Il 28 marzo del 1416 Federico IV d’Asburgo fuggì, corrompendo il secondino di guardia e si rifugiò presso castel Berneck o Bernegg, nel Comune di Kauns in Tirolo (valle laterale nei pressi di Landeck), da un suo fedele amico Hanns Wilhelm von Müllinen; poco dopo marciò su Innsbruck, nell’intento di riprendrsi il Tirolo; qui egli aveva trasferito la sede della contea tirolese dalla precedente Merano. Venuti a conoscenza della fuga di Federico IV, molti nobili tra cui Pietro Spaur si riunirono rapidamente a Bressanone, città del vescovo loro alleato, allo scopo di mantenere il fratello Ernesto I d’Asburgo sul trono del Tirolo.
Anche in seguito gli Spaur ebbero ad avere un rapporto privilegiato con tale città, grazie alla nomina di vari Principi vescovo.
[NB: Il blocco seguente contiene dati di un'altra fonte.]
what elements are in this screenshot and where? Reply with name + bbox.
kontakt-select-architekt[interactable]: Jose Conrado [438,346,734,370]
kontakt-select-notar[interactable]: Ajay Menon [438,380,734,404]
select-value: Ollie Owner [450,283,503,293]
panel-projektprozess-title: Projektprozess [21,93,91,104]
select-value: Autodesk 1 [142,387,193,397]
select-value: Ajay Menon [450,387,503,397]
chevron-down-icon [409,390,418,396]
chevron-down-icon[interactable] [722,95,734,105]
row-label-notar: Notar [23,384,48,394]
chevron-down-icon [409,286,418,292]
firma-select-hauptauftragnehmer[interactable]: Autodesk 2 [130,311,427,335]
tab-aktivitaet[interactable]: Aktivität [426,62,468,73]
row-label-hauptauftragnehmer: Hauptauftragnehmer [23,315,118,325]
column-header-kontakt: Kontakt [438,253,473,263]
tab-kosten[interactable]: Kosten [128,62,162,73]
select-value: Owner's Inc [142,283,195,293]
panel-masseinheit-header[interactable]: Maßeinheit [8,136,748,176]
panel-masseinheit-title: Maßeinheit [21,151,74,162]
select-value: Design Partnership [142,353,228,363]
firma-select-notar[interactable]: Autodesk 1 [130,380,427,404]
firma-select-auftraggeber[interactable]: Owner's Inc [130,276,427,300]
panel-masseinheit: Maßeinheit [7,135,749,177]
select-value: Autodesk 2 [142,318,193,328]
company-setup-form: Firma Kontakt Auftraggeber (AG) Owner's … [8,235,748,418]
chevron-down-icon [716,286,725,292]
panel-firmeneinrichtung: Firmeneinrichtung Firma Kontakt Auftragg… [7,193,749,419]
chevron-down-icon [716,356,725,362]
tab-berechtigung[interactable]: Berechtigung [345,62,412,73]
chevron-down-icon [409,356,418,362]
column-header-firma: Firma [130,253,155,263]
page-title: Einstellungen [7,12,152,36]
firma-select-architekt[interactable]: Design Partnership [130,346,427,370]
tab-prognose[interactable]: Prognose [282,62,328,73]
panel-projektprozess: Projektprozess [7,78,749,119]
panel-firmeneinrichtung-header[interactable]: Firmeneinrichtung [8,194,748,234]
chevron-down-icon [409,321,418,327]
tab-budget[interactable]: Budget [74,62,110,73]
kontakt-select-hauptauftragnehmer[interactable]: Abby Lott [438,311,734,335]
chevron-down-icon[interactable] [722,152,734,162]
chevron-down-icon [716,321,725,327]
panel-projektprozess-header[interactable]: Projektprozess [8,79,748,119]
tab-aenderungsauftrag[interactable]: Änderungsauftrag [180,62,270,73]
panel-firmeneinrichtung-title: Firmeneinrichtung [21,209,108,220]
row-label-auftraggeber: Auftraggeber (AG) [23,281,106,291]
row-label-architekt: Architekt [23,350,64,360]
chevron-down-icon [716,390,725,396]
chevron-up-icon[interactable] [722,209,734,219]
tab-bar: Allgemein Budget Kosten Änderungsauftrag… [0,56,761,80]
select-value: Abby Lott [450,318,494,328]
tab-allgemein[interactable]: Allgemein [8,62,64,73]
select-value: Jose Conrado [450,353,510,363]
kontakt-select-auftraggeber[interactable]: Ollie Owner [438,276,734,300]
Avvisato del pericolo, di una così fatta alleanza, Federico IV, non entrò in città, ma si mise in fuga, peregrinando di maso in maso al fine di nascondersi, con l’aiuto dei vari contadini, giungendo sino a Maia nei pressi di Merano dove si rifugiò in incognito presso un mulino, in attesa di momenti migliori. I contadini del Tirolo erano, per gran parte, in suo favore e si arrivò ad un passo dalla guerra civile con il fratello Ernesto I che non voleva più cedere la Contea; nel frattempo Pietro Spaur fu nominato “governatore del Tirolo”, in rappresentanza della nobiltà che appoggiava Ernesto I d’Asburgo; di tale titolo Pietro si fregiò per poco tempo in quanto, il ritorno attivo sulla scena politica tirolese di Federico IV, fu imminente grazie all’appoggio dei contadini e di parte della nobiltà, tra cui anche la famiglia Thun. Per evitare lo scontro civile si giunse finalmente ad un accordo tra i due fratelli, con Federico IV a cui veniva restituito il Tirolo, fatta eccezione per la città di Hall, con le sue importanti saline, Thaur nei pressi di Innsbruck, Ehrenberg a confine con la Germania (da non confondere con castel Ehrenburg presso Chienes in val Pusteria) ed alcuni castelli che spettavano ad Ernesto I. Di fatto l’accordo non durò poi molto, infatti il 1° gennaio del 1417 i due fratelli della famiglia Asburgo si accordarono affinché i territori del Tirolo per 5 anni, rimanessero indivisi tra i due.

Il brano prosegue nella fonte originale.